How many different value of x from 0° to 180° for the equation $(2\sin x-1)(\cos x+1) = 0$?

The solution shows that one of these is true:

$\sin x = \frac12$ and thus $x = 30^\circ$ or $120^\circ$

$\cos x = -1$ and thus $x = 180^\circ$

Question: Inserting the $\arcsin$ of $1/2$ will yield to $30°$, how do I get $120^\circ$? and what is that $120^\circ$, why is there $2$ value but when you substitute $\frac12$ as $x$, you'll only get $1$ value which is the $30^\circ$?

Also, when I do it inversely: $\sin(30^\circ)$ will result to 1/2 which is true as $\arcsin$ of $1/2$ is $30^\circ$. But when you do $\sin(120^\circ)$, it will be $\frac{\sqrt{3}}{2}$, and when you calculate the $\arcsin$ of $\frac{\sqrt{3}}{2}$, it will result to $60^\circ$ and not $120^\circ$. Why?

Answer 1

The function $\arcsin$ returns the angle within the interval $[-\frac{\pi}{2}, \frac{\pi}{2}]$. In fact, there are infinitely many angles whose sine is $1/2$. Since a function can't spit out more than one number however, we define the $\arcsin$ function to return the inverse of the sine on that interval.

Anyways, the true answer here is actually $30$ degrees and $150$ degrees (with also $180$ from the cosine expression). How would you find this? Just look at our unit circle.

The part we're restricted to is the top half of the circle going counterclockwise (0 to 180).
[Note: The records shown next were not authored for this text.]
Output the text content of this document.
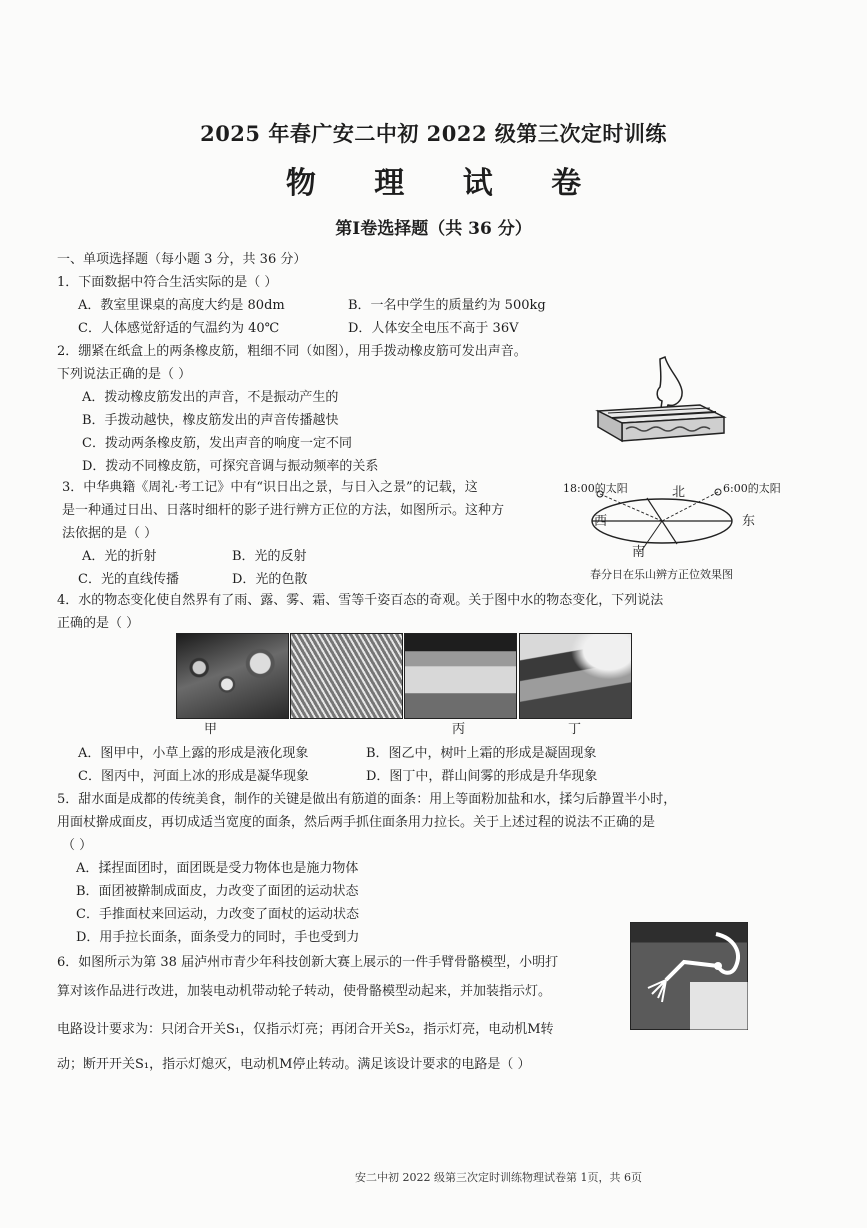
2025 年春广安二中初 2022 级第三次定时训练
物 理 试 卷
第Ⅰ卷选择题（共 36 分）
一、单项选择题（每小题 3 分，共 36 分）
1．下面数据中符合生活实际的是（ ）
A．教室里课桌的高度大约是 80dm	B．一名中学生的质量约为 500kg
C．人体感觉舒适的气温约为 40℃	D．人体安全电压不高于 36V
2．绷紧在纸盒上的两条橡皮筋，粗细不同（如图），用手拨动橡皮筋可发出声音。
下列说法正确的是（ ）
A．拨动橡皮筋发出的声音，不是振动产生的
B．手拨动越快，橡皮筋发出的声音传播越快
C．拨动两条橡皮筋，发出声音的响度一定不同
D．拨动不同橡皮筋，可探究音调与振动频率的关系
3．中华典籍《周礼·考工记》中有“识日出之景，与日入之景”的记载，这
是一种通过日出、日落时细杆的影子进行辨方正位的方法，如图所示。这种方
法依据的是（ ）
A．光的折射	B．光的反射
C．光的直线传播	D．光的色散
18:00的太阳	6:00的太阳
北
西	东
南
春分日在乐山辨方正位效果图
4．水的物态变化使自然界有了雨、露、雾、霜、雪等千姿百态的奇观。关于图中水的物态变化，下列说法
正确的是（ ）
甲	丙	丁
A．图甲中，小草上露的形成是液化现象	B．图乙中，树叶上霜的形成是凝固现象
C．图丙中，河面上冰的形成是凝华现象	D．图丁中，群山间雾的形成是升华现象
5．甜水面是成都的传统美食，制作的关键是做出有筋道的面条：用上等面粉加盐和水，揉匀后静置半小时，
用面杖擀成面皮，再切成适当宽度的面条，然后两手抓住面条用力拉长。关于上述过程的说法不正确的是
（ ）
A．揉捏面团时，面团既是受力物体也是施力物体
B．面团被擀制成面皮，力改变了面团的运动状态
C．手推面杖来回运动，力改变了面杖的运动状态
D．用手拉长面条，面条受力的同时，手也受到力
6．如图所示为第 38 届泸州市青少年科技创新大赛上展示的一件手臂骨骼模型，小明打
算对该作品进行改进，加装电动机带动轮子转动，使骨骼模型动起来，并加装指示灯。
电路设计要求为：只闭合开关S₁，仅指示灯亮；再闭合开关S₂，指示灯亮，电动机M转
动；断开开关S₁，指示灯熄灭，电动机M停止转动。满足该设计要求的电路是（ ）
安二中初 2022 级第三次定时训练物理试卷第 1页，共 6页
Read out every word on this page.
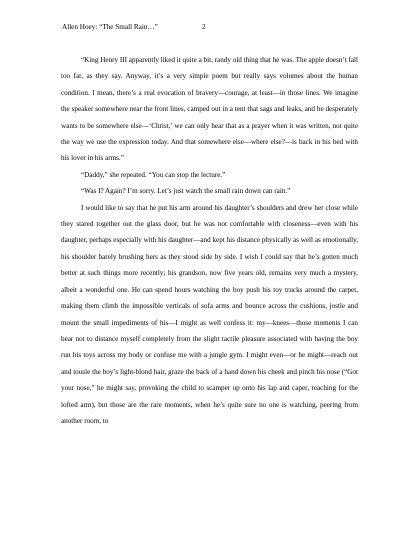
Allen Hoey: “The Small Rain…”	2

“King Henry III apparently liked it quite a bit, randy old thing that he was. The apple doesn’t fall too far, as they say. Anyway, it’s a very simple poem but really says volumes about the human condition. I mean, there’s a real evocation of bravery—courage, at least—in those lines. We imagine the speaker somewhere near the front lines, camped out in a tent that sags and leaks, and he desperately wants to be somewhere else—‘Christ,’ we can only hear that as a prayer when it was written, not quite the way we use the expression today. And that somewhere else—where else?—is back in his bed with his lover in his arms.”

“Daddy,” she repeated. “You can stop the lecture.”

“Was I? Again? I’m sorry. Let’s just watch the small rain down can rain.”

I would like to say that he put his arm around his daughter’s shoulders and drew her close while they stared together out the glass door, but he was not comfortable with closeness—even with his daughter, perhaps especially with his daughter—and kept his distance physically as well as emotionally, his shoulder barely brushing hers as they stood side by side. I wish I could say that he’s gotten much better at such things more recently; his grandson, now five years old, remains very much a mystery, albeit a wonderful one. He can spend hours watching the boy push his toy trucks around the carpet, making them climb the impossible verticals of sofa arms and bounce across the cushions, jostle and mount the small impediments of his—I might as well confess it: my—knees—those moments I can bear not to distance myself completely from the slight tactile pleasure associated with having the boy run his toys across my body or confuse me with a jungle gym. I might even—or he might—reach out and tousle the boy’s light-blond hair, graze the back of a hand down his cheek and pinch his nose (“Got your nose,” he might say, provoking the child to scamper up onto his lap and caper, reaching for the lofted arm), but those are the rare moments, when he’s quite sure no one is watching, peering from another room, to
What values of $x$ spit out a y-coordinate (sine) of $1/2$? Well, $\pi/6$ and $5\pi/6$ (or 30 and 150). There's your answer!

Answer 2

If $ab = 0$, then either $a=0$ or $b=0$.
Given $(2\sin x - 1)(\cos x + 1) = 0$, we can separate these and solve separately.

So... $\ \ \ \ \ 2\sin x -1 = 0$
$\Rightarrow \sin x = \frac12 \Rightarrow x = 30^\circ, 150^\circ$
We get those two values because $\sin x$ is symmetrical across the $y$-axis.

Also... $\ \ \ \ \ \cos x + 1 = 0$
$\Rightarrow \cos x = -1 \Rightarrow x = 180^\circ$

Answer 3

$0\leq \sin(x)\leq1$ in quadrants I and II. That is to say $\sin x$ (and $\cos x$) are stuck in a circle which is periodic. There are an infinite amount of $x$ that satisfy for example $\sin(x)=\frac{1}{2}$, but the simplest answer is enough to suffice

Specifically, $\sin^{-1}x$ isn't a function unless its domain is restricted to $-\pi/2\leq x\leq\pi/2$

Likewise for $\cos^{-1}x$. Its not a function unless its domain is restricted to $0\leq x\leq\pi$

Answer 4

As you noted $x=120°$ is not a solution indeed

• $(2\sin 120°-1)(\cos 120°+1)=\left(2\frac{\sqrt3}2-1\right)\left(-\frac12+1\right)\neq 0$

but

• $2\sin x-1=0 \implies x=\frac16 \pi + 2k\pi,\,x=\frac56 \pi + 2k\pi$
• $\cos x+1 = 0 \implies x=\pi + 2k\pi=(2k+1)\pi$